Wachstumsträger Schwellenländer

Trotz der Unsicherheiten der Prognosen über die weitere weltwirtschaftliche Entwicklung aufgrund der aktuellen Unsicherheiten auf den internationalen Finanzmärkten sind sich die Experten sicher, dass auch mittelfristig die Hälfte des Wachstums weltweit durch Schwellenländer erbracht werden wird. Begründet wird dies u.a. mit dem Hinweis, dass die Emerging Markets durch die Krise auf dem amerikanischen Subprime-Kreditmarkt weniger betroffen sind als die Industriestaaten. So erwartet die Asiatische Entwicklungsbank in diesem Jahr für die gesamte asiatische Region ein robustes Wachstum von 8,3 Prozent. Auch im Jahr 2008 soll das Wachstum der Boom-Region Asien mit 8,2 Prozent ähnlich stark ausfallen. Dabei wird China, inzwischen viertgrößte Volkswirtschaft der Welt, erstmals den größten Beitrag zum Wachstum der Weltökonomie leisten.

China: Zweistellige Wachstumsraten

Allein im ersten Halbjahr 2007 lag das chinesische Wirtschaftswachstum nach Angaben der staatlichen Statistikbehörde im Vergleich zum Vorjahreszeitraum bei 11,5 Prozent. Das Wachstum im zweiten Quartal erreichte mit 11,9 Prozent den höchsten Wert seit zwölf Jahren. Allerdings hat die chinesische Regierung im Jahr 2007 mit einer gestiegenen Inflation zu kämpfen: 2006 betrug die Inflationsrate noch 1,4 Prozent, im ersten Halbjahr 2007 lag sie mit 3,2 Prozent mehr als doppelt so hoch. Um das anhaltende Kreditwachstum einzudämmen, hat die chinesische Zentralbank in diesem Jahr bereits fünfmal die Zinsen für einjährige Kredite und Einlagen erhöht.
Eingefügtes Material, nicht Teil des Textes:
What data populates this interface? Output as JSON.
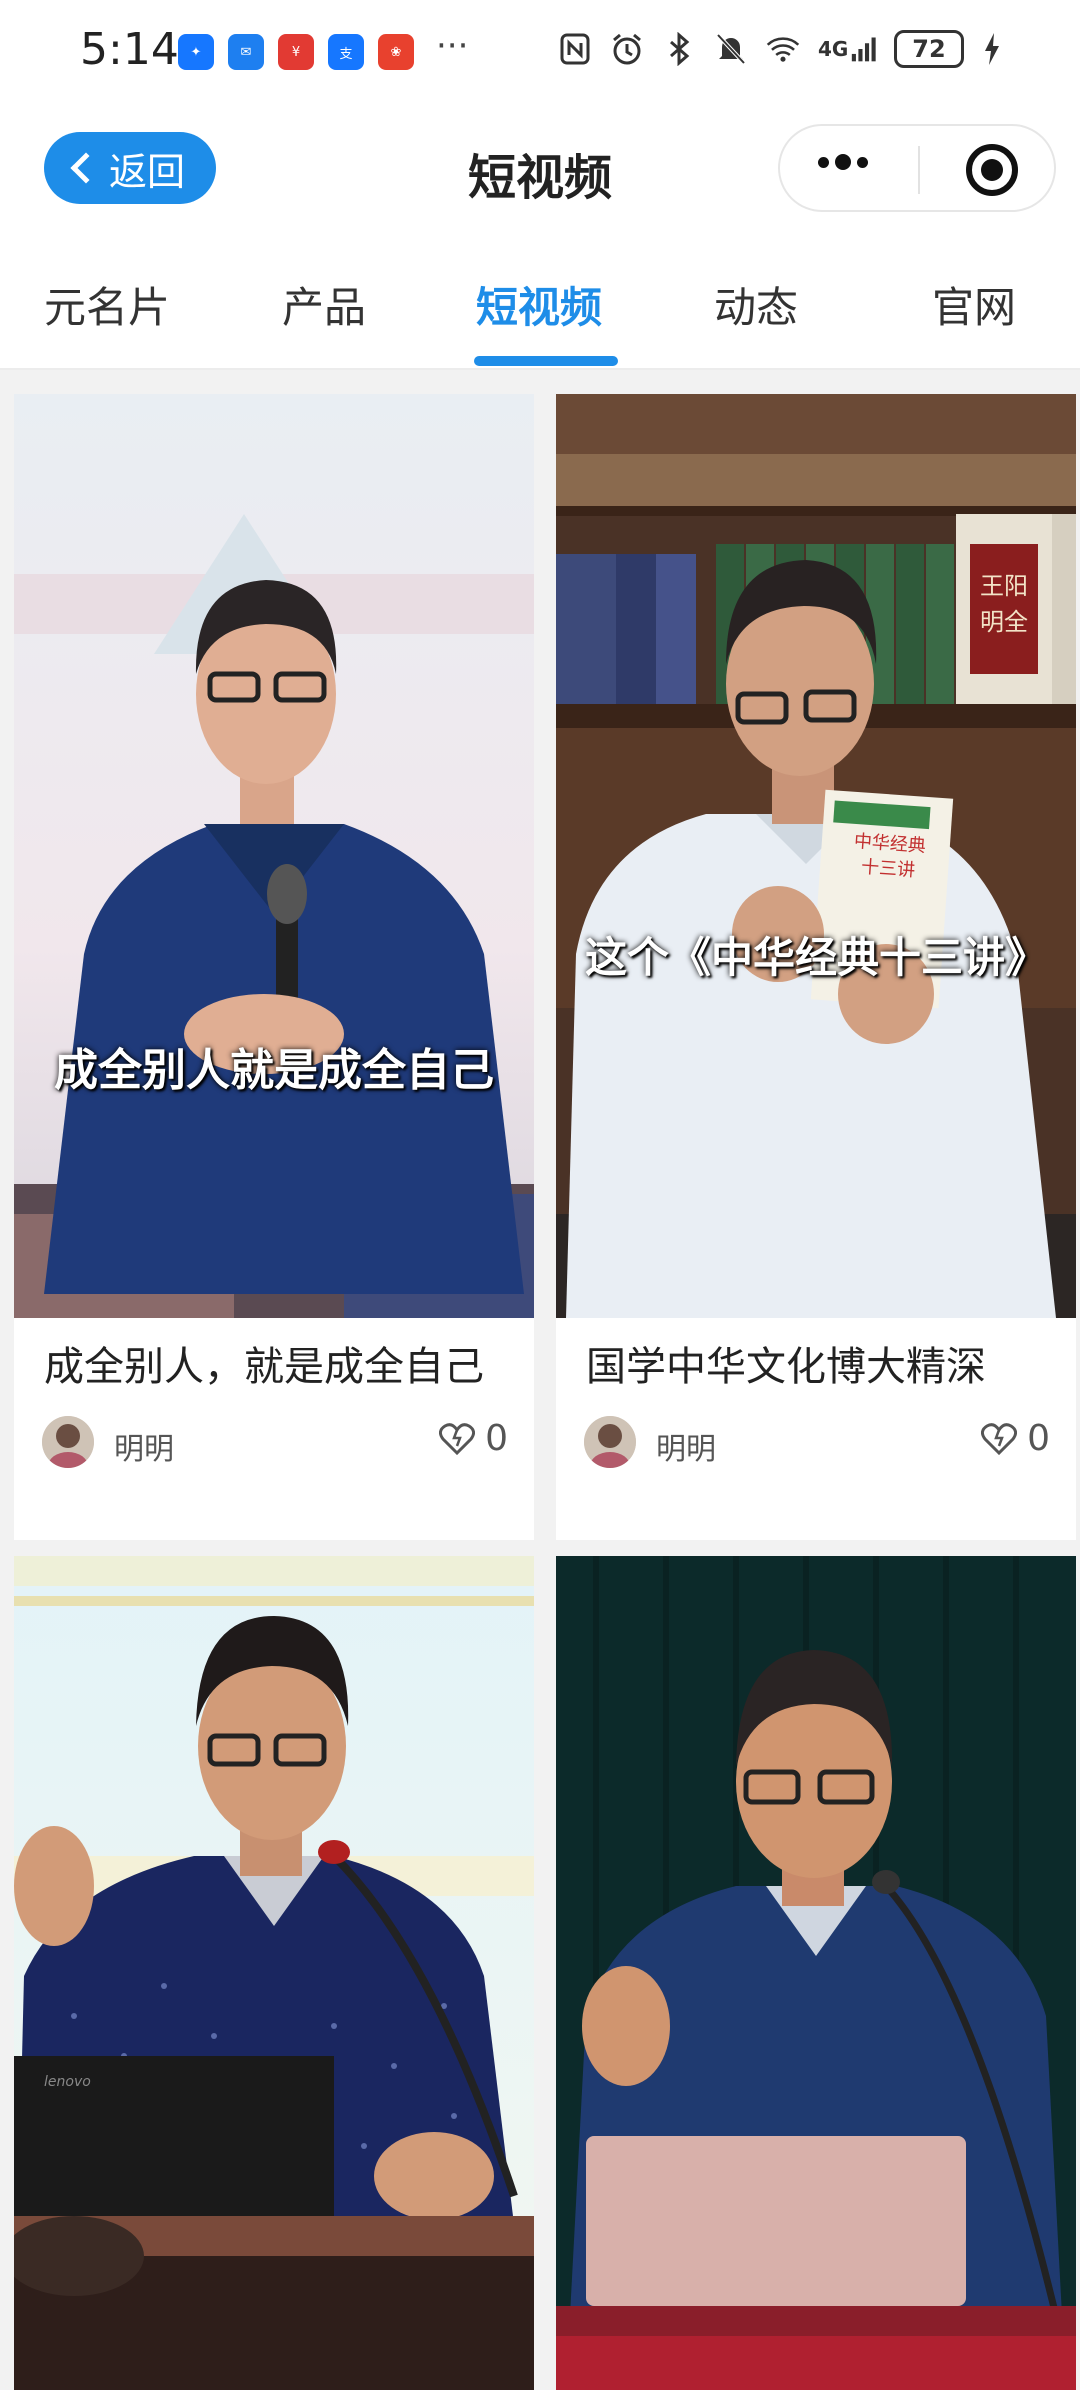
{
  "status_bar": {
    "time": "5:14",
    "apps": [
      {
        "icon": "message-app-icon",
        "color": "#1677ff"
      },
      {
        "icon": "mail-app-icon",
        "color": "#1e7ff0"
      },
      {
        "icon": "yunshanfu-app-icon",
        "color": "#e23a33"
      },
      {
        "icon": "alipay-app-icon",
        "color": "#1677ff"
      },
      {
        "icon": "huawei-app-icon",
        "color": "#e8412e"
      }
    ],
    "more": "···",
    "icons": [
      "nfc-icon",
      "alarm-icon",
      "bluetooth-icon",
      "mute-icon",
      "wifi-icon",
      "4g-signal-icon",
      "battery-icon",
      "charging-icon"
    ],
    "network": "4G",
    "battery": "72"
  },
  "header": {
    "back_label": "返回",
    "title": "短视频"
  },
  "tabs": [
    {
      "label": "元名片",
      "active": false
    },
    {
      "label": "产品",
      "active": false
    },
    {
      "label": "短视频",
      "active": true
    },
    {
      "label": "动态",
      "active": false
    },
    {
      "label": "官网",
      "active": false
    }
  ],
  "videos": [
    {
      "overlay": "成全别人就是成全自己",
      "title": "成全别人，就是成全自己",
      "author": "明明",
      "likes": "0"
    },
    {
      "overlay": "这个《中华经典十三讲》",
      "title": "国学中华文化博大精深",
      "author": "明明",
      "likes": "0"
    },
    {
      "overlay": "",
      "title": "",
      "author": "",
      "likes": ""
    },
    {
      "overlay": "",
      "title": "",
      "author": "",
      "likes": ""
    }
  ],
  "book_texts": {
    "shelf_book": "王阳明全集",
    "held_book": "中华经典十三讲"
  },
  "laptop_brand": "lenovo",
  "colors": {
    "accent": "#1e8de8",
    "background": "#f2f2f2"
  }
}
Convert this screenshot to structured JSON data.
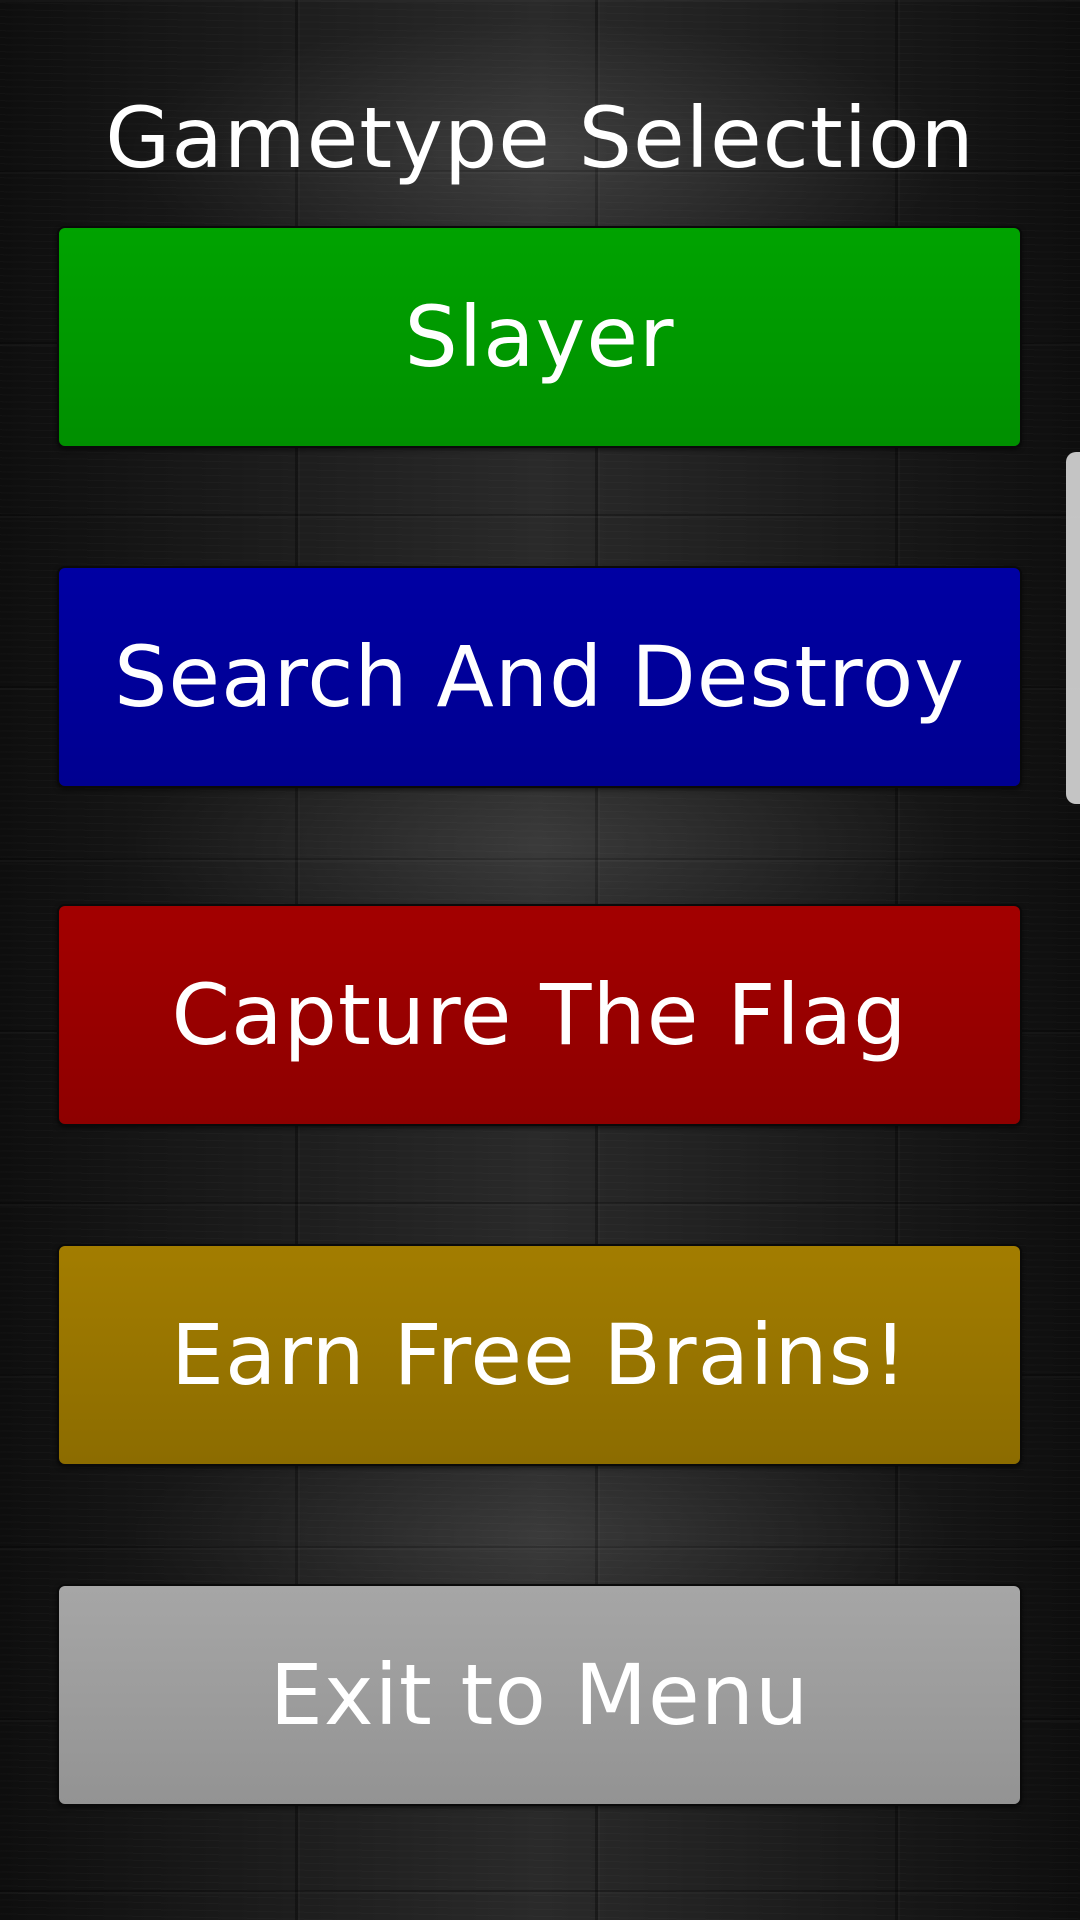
{
  "screen": {
    "title": "Gametype Selection"
  },
  "buttons": {
    "slayer": "Slayer",
    "search_and_destroy": "Search And Destroy",
    "capture_the_flag": "Capture The Flag",
    "earn_free_brains": "Earn Free Brains!",
    "exit_to_menu": "Exit to Menu"
  },
  "colors": {
    "slayer": "#00a300",
    "search_and_destroy": "#0000a3",
    "capture_the_flag": "#a30000",
    "earn_free_brains": "#a37d00",
    "exit_to_menu": "#a6a6a6",
    "background": "#1b1b1b"
  }
}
Ebenso legte die Zentralbank im Jahr 2007 den Mindestreservesatz für Geschäftsbanken in sieben Erhöhungsschritten von vormals neun Prozent nun bei 12,5 Prozent fest. Das Ziel dieser Erhöhungen ist die Eindämmung überbordender Liquidität, die überwiegend aus den hohen Handelsbilanzüberschüssen resultiert.

Spekulationsfieber ungebrochen

Bisher gelingt es der chinesischen Regierung nicht, das Spekulationsfieber auf dem heimischen Kapitalmarkt zu dämpfen. Trotz der teils spektakulären Kursverluste Ende Februar und im Juni 2007 erholten sich die Aktienmärkte wieder relativ schnell. Versuche, die Entstehung einer Spekulationsblase an den chinesischen Börsen zu verhindern, waren bisher nicht erfolgreich. Parallel zu den Aktienkursen steigt auch die Bedeutung Chinas auf den Weltmärkten.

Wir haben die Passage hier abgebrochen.